Lauren tells us Laila’s strengths are her ability to know what to do onstage and when to turn it on. “She usually does very well.” That’s because you’re rich, right?
Why is her hair a football helmet? To protect her in a car crash?
Anna-Maria has pageant coach Ryann helping her with her routine. Coach Ryann has been competing in pageants since she was 13 – wow, come late to the party much? – and has been coaching Anna-Maria for 6 months. Anna-Maria says it’s more fun practicing with her coach than with her mom. Your teen years are going to be the same, honey.
Anna-Maria’s talent is hula-hooping and Crystal wants her to stay active. “You gotta stay skinny if you want to stay in pageants.” “I don’t want her to be fat like me,” Crystal says, taking the comment away from the recapper. Also, why don’t you grab a hula-hoop? It’s the new workout craze!
The hula-hoops are actually a time-machine!

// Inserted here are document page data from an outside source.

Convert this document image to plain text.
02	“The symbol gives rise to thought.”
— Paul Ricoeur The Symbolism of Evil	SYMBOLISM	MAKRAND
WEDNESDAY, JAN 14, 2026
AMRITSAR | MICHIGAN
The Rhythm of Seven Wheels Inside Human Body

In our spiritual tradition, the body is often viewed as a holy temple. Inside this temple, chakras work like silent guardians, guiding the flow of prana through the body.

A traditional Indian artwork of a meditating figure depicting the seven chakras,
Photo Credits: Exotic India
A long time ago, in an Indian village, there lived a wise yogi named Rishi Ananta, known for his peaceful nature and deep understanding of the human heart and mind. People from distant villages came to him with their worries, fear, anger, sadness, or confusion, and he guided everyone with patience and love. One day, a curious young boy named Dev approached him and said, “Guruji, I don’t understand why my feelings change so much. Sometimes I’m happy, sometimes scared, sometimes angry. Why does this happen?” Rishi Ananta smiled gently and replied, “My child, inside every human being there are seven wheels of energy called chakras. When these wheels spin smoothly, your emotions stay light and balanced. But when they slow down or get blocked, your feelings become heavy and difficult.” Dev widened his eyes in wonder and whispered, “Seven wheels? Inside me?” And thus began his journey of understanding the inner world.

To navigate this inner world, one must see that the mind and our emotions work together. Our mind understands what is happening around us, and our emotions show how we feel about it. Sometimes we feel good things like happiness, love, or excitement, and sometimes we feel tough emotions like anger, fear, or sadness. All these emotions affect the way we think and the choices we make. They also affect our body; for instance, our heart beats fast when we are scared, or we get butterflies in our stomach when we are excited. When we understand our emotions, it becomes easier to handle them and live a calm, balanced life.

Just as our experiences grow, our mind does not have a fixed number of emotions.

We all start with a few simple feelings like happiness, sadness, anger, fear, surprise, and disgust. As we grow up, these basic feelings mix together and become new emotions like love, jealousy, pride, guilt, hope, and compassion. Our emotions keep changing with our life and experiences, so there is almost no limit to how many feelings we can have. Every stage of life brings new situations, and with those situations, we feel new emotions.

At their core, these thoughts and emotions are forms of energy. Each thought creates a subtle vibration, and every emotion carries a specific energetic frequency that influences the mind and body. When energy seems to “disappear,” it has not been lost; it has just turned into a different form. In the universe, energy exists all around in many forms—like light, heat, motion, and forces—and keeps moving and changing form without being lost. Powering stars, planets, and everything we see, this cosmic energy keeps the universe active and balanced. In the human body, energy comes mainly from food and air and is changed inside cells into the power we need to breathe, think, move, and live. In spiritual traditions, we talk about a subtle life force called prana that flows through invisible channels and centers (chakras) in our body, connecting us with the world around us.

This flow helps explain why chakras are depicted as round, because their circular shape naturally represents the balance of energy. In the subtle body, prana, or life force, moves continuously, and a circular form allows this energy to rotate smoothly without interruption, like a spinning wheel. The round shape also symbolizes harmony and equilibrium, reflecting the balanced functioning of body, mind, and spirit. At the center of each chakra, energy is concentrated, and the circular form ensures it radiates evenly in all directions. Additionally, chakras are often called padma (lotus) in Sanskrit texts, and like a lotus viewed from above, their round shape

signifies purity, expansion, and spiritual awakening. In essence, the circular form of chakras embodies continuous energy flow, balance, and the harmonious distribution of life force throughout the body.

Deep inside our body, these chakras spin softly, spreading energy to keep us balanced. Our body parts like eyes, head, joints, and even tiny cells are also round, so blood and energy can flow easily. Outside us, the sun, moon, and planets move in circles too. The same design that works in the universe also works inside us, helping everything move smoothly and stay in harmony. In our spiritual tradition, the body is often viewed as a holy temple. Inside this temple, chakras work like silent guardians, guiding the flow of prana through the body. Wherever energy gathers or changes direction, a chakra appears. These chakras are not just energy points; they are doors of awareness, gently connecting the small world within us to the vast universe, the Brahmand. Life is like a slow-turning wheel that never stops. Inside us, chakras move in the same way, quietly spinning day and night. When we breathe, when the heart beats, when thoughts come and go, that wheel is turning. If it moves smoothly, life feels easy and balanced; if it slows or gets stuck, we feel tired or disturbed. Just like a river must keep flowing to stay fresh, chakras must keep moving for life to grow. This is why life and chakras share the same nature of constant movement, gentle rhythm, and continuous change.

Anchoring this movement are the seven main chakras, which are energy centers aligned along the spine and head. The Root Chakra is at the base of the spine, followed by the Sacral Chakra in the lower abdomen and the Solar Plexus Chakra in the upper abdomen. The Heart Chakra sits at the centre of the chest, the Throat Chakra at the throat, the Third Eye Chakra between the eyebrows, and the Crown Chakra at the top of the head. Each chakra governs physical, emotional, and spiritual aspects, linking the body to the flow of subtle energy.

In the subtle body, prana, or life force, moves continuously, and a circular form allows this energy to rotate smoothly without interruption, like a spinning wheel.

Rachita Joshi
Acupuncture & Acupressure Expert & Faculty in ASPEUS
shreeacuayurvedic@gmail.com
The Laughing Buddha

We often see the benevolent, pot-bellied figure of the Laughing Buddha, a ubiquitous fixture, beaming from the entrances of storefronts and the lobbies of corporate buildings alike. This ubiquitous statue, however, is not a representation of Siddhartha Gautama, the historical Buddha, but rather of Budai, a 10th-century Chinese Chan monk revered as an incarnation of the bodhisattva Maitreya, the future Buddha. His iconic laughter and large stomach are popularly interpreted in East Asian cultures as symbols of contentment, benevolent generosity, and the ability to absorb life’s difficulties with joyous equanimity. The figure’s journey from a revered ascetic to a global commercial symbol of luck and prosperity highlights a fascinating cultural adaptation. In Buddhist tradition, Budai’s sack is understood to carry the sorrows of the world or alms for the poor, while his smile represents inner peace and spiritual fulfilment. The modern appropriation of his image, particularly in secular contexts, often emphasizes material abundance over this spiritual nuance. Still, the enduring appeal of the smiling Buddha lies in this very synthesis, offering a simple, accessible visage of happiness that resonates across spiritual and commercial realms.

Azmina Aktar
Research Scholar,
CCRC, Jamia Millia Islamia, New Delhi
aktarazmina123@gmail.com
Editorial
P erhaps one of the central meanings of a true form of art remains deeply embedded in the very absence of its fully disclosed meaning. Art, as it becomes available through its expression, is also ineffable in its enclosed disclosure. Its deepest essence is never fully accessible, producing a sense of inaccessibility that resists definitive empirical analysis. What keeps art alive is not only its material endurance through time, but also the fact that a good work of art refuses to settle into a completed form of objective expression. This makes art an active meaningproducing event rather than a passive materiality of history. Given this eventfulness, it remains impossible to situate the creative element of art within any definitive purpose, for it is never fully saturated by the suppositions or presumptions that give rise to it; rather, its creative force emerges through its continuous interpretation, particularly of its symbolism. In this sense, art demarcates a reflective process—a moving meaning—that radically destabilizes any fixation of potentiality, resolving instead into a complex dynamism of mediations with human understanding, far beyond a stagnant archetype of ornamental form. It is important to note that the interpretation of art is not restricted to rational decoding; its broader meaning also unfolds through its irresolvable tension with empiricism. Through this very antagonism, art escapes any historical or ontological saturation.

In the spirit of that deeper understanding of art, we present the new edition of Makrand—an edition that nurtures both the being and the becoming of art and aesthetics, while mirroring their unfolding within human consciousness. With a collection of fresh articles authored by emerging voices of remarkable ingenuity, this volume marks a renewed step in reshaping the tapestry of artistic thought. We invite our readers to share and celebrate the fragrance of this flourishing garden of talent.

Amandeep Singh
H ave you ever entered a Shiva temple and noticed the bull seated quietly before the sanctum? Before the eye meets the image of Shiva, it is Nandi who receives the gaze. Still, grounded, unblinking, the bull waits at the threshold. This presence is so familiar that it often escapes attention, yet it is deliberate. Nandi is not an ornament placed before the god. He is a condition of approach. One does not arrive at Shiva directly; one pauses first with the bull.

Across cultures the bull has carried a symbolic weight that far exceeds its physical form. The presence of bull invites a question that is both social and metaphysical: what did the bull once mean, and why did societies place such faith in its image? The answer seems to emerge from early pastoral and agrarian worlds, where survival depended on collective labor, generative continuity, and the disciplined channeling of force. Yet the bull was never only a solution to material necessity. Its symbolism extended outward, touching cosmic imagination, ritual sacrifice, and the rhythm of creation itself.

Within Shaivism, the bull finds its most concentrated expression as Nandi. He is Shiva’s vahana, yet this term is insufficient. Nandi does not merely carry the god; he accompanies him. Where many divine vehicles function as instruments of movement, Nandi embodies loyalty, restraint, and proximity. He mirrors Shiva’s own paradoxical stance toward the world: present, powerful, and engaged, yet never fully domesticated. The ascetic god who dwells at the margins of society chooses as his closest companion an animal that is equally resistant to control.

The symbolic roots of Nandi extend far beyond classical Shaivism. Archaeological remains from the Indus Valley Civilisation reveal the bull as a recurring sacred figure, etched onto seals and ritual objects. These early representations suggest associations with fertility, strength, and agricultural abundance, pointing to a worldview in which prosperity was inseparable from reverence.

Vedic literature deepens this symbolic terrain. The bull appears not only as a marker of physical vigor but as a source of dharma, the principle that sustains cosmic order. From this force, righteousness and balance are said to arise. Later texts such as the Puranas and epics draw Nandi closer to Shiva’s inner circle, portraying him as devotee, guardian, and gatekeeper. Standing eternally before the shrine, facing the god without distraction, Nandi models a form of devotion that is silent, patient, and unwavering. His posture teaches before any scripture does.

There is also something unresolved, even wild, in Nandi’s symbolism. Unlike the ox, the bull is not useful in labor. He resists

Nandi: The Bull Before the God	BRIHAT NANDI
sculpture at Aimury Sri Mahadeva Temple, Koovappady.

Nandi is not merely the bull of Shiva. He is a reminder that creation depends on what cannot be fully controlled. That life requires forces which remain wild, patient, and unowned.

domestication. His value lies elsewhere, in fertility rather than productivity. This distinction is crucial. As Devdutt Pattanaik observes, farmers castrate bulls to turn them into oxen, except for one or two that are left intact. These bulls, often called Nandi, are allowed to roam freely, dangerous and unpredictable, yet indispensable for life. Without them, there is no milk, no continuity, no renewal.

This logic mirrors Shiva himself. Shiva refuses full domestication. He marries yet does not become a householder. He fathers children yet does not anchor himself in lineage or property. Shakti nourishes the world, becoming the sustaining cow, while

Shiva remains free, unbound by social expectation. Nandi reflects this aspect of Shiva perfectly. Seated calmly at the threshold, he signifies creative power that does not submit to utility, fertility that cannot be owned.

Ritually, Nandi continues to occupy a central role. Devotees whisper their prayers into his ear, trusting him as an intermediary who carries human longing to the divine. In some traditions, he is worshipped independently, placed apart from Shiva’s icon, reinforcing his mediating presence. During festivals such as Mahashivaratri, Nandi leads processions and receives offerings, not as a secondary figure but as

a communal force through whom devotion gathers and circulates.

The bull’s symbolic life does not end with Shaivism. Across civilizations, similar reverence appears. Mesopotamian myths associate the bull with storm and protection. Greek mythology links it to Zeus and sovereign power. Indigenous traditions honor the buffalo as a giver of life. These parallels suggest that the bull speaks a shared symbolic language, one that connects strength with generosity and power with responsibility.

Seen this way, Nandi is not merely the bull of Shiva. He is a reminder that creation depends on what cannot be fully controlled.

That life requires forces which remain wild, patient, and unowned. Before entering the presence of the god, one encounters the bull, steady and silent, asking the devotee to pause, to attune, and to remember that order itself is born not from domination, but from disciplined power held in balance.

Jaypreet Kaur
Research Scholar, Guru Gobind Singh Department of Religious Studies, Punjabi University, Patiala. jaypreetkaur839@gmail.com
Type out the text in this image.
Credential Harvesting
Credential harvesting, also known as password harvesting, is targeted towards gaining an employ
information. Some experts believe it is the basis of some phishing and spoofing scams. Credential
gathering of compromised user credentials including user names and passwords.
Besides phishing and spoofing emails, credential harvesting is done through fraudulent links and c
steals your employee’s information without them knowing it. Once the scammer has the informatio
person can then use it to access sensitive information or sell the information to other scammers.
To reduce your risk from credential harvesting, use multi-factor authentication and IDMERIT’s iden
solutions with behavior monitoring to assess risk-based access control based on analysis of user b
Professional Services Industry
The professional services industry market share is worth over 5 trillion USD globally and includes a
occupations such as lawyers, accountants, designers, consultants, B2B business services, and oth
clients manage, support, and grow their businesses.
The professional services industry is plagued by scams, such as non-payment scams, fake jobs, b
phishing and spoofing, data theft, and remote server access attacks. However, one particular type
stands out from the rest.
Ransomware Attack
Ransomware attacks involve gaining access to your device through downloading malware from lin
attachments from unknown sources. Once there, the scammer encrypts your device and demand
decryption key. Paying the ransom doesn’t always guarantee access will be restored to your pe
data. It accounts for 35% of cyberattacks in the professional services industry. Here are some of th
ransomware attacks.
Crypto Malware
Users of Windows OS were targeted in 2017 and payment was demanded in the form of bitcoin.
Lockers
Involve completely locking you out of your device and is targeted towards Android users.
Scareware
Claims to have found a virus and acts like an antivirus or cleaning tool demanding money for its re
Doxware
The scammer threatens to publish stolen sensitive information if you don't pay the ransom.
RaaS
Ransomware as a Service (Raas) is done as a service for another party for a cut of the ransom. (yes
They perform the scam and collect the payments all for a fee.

White trash alert! Riley introduces her dog Bella who is wearing a diaper. It’s a huge sheepdog wearing a human diaper. “She has to be diapered so she doesn’t make a mess all over the house,” Katie says. You know what else helps that? Training your damn dog! She didn’t mention if the dog had any conditions, so I’m guessing the problem in the house is laziness.
As a dog owner, I’m calling what the shit? on this.
“I will kill myself making sure our house looks like it stepped out of a magazine,” Katie says, as the crack production team shows us shots of a kitchen that looks like it’s out of Hoarders, and Smelly Cat drinking leftover liquid in a cup on the counter. Their house is a mess of clutter, dirty dishes, tchotchkes, and trinkets you buy at the cash register counter at the gas station. House Beautiful, here they come!
Martha Stewart just rolled over in her grave.
Speaking of hot messes, Katie home schools the kids so they can have more time to be with them. Bob can barely say the word “web” and he doesn’t know how to read the word “cake.” He’s 6. Now, I don’t have kids, but I asked around to colleagues who are shackled to children and they kind of thought a 6 year old should know how to read the word cake. How else do you order dessert at a restaurant?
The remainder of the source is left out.